If you're modifying tables synced with FlyData, you can follow this pattern without stopping sync, and the changes that temporarily don't get inserted into old_tablename because of the rename step will be buffered and added afterwards.

Recreating a table in case there's an issue with replication and it doesn't recover properly (e.g. an outage that's longer than binary log retention)

core_usermailing

Start the core_usermailing DMS task from the beginning. It will truncate (empty) the table, do a full load and then start replicating changes. The full load will take a few hours. Check the logs to see that there are no load errors, and check back after full load completes to see that the replication is working without issue. If there is an issue with the table that you don't know how to recover from, drop it, and then create it again from the dms/core_usermailing/core_usermailing.sql file. Then run the task again.

The FlyData tables

Go to the dashboard, select the tables you need to reload, and reload them. Once the sync is completed, you should get an email that replications are running, but check the status on your task to be sure. Last time the full load operation took 2-3 days, but it might be faster without the core_usermailing table.

Once the full load is complete and the replications are running, modify the tables to include keys and constraints using the instructions under modifying tables and the create table statements in the flydata_tables.sql file.

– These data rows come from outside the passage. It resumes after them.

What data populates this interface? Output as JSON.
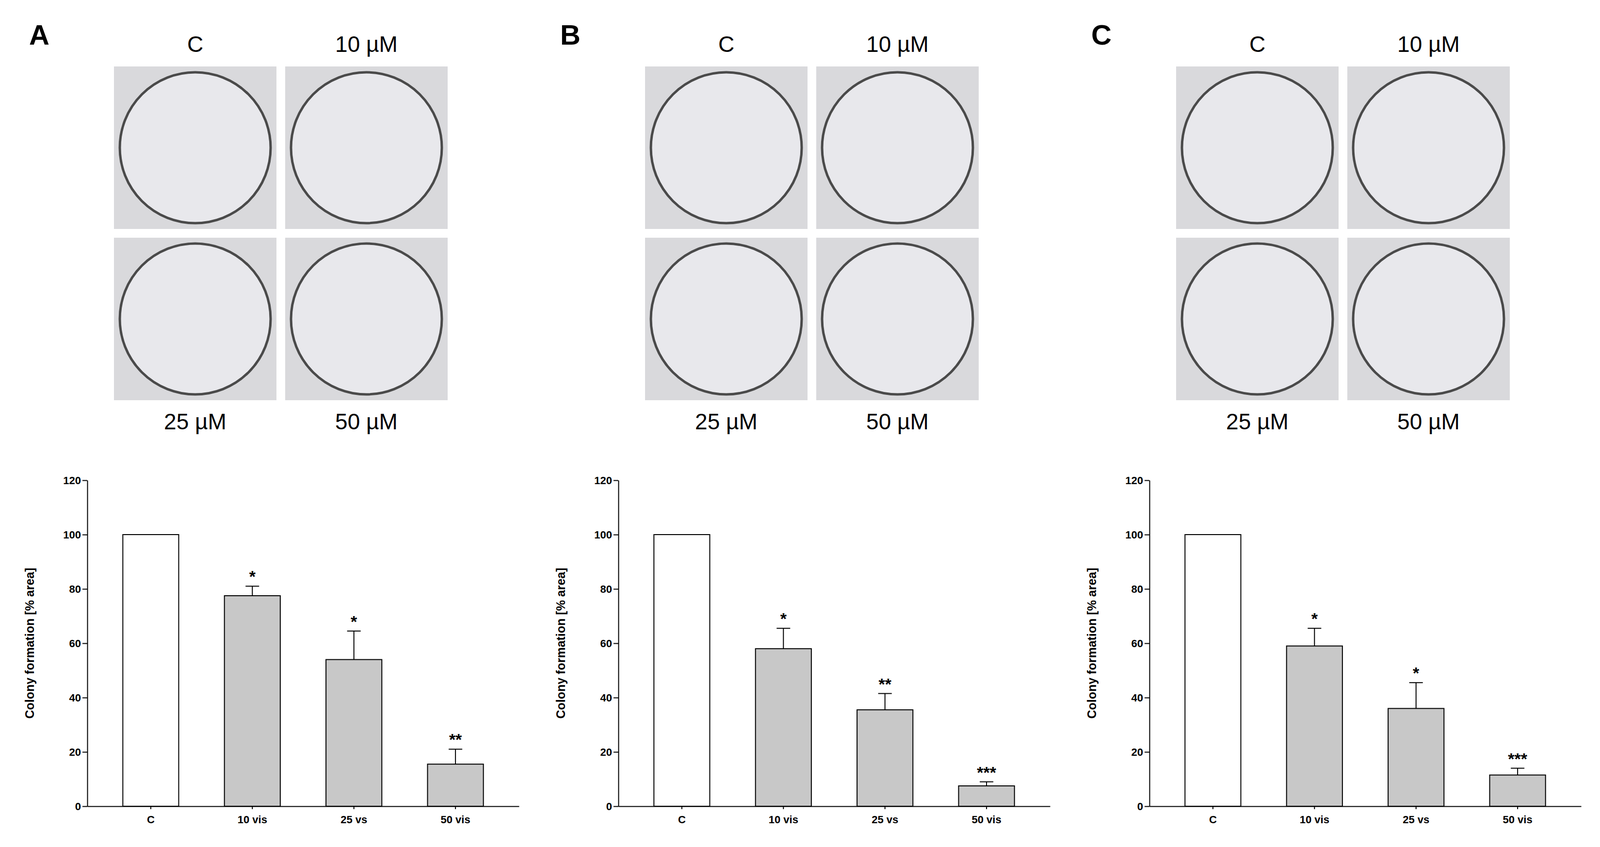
{
  "chart_data": [
    {
      "type": "bar",
      "title": "A",
      "plate_labels": [
        "C",
        "10 µM",
        "25 µM",
        "50 µM"
      ],
      "categories": [
        "C",
        "10 vis",
        "25 vs",
        "50 vis"
      ],
      "values": [
        100,
        77.5,
        54,
        15.5
      ],
      "errors": [
        null,
        3.5,
        10.5,
        5.5
      ],
      "annotations": [
        null,
        "*",
        "*",
        "**"
      ],
      "colors": [
        "#ffffff",
        "#c8c8c8",
        "#c8c8c8",
        "#c8c8c8"
      ],
      "y_label": "Colony formation [% area]",
      "ylim": [
        0,
        120
      ],
      "yticks": [
        0,
        20,
        40,
        60,
        80,
        100,
        120
      ],
      "grid": false
    },
    {
      "type": "bar",
      "title": "B",
      "plate_labels": [
        "C",
        "10 µM",
        "25 µM",
        "50 µM"
      ],
      "categories": [
        "C",
        "10 vis",
        "25 vs",
        "50 vis"
      ],
      "values": [
        100,
        58,
        35.5,
        7.5
      ],
      "errors": [
        null,
        7.5,
        6,
        1.5
      ],
      "annotations": [
        null,
        "*",
        "**",
        "***"
      ],
      "colors": [
        "#ffffff",
        "#c8c8c8",
        "#c8c8c8",
        "#c8c8c8"
      ],
      "y_label": "Colony formation [% area]",
      "ylim": [
        0,
        120
      ],
      "yticks": [
        0,
        20,
        40,
        60,
        80,
        100,
        120
      ],
      "grid": false
    },
    {
      "type": "bar",
      "title": "C",
      "plate_labels": [
        "C",
        "10 µM",
        "25 µM",
        "50 µM"
      ],
      "categories": [
        "C",
        "10 vis",
        "25 vs",
        "50 vis"
      ],
      "values": [
        100,
        59,
        36,
        11.5
      ],
      "errors": [
        null,
        6.5,
        9.5,
        2.5
      ],
      "annotations": [
        null,
        "*",
        "*",
        "***"
      ],
      "colors": [
        "#ffffff",
        "#c8c8c8",
        "#c8c8c8",
        "#c8c8c8"
      ],
      "y_label": "Colony formation [% area]",
      "ylim": [
        0,
        120
      ],
      "yticks": [
        0,
        20,
        40,
        60,
        80,
        100,
        120
      ],
      "grid": false
    }
  ]
}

Setting up a brand new Redshift instance

I've never needed to do this so the odds are I might be missing something from the step, but these are the broad strokes.

DMS

  1. Set up the new Redshift instance.
  2. Create the core_usermailing table from core_usermailing.sql.
  3. Create a new target endpoint on DMS
  4. Create a new DMS task from the SOU-readonly origin endpoint to the new target endpoint. It should do a full load + replicate changes on core_usermailing. Set target column preparation mode to truncate and in selection rules, select all desired columns from the core_usermailing table. Remember to enable logging. You can look at /dms/core_usermailing/task_settings.json to make sure you've gotten everything right.
  5. You can run the task now.

FlyData

  1. Create a new data target endpoint on FlyData
  2. Select all the desired tables to sync
  3. Run the sync
  4. Once the sync is finished, modify the tables as instructed in the section on recreating the tables above

What work remains?

  • Optimizing the sort and distribution keys per analysts' needs
  • Basic mainentance and hygiene, e.g. establishing a vacuum timeline, service alerts for migration tasks and Redshift status
  • This is really in the beginning right now, lots of things we could do better!

Recommended resources

A few basic things to be mindful of

  • Foreign key, primary key, unique and non null constraints are there for the query optimizer. Redshift only respects the non null constraint! In other words, it is entirely possible to enter duplicate data and get unexpected query results. This is why you must make sure that you are not writing duplicate data when recovering from replication issues.
  • Updates on Redshift are actually a combo of delete + insert. The row is marked for deletion, and it's deleted later on vacuum
    • Update operations are expensive
    • Have ID as a part of the sortkey on tables that get update operations - otherwise there is a delay that can be long depending on the size of the table (because of the need to scan through the unsorted column to find the record that needs to be updated)
  • interleaved sortkeys can become skewed over time, which can be fixed by vacuuming - look into SVV_INTERLEAVED_COLUMNS to find the skew between the components of your interleaved sort keys. A value higher than 5 means you should VACUUM REINDEX.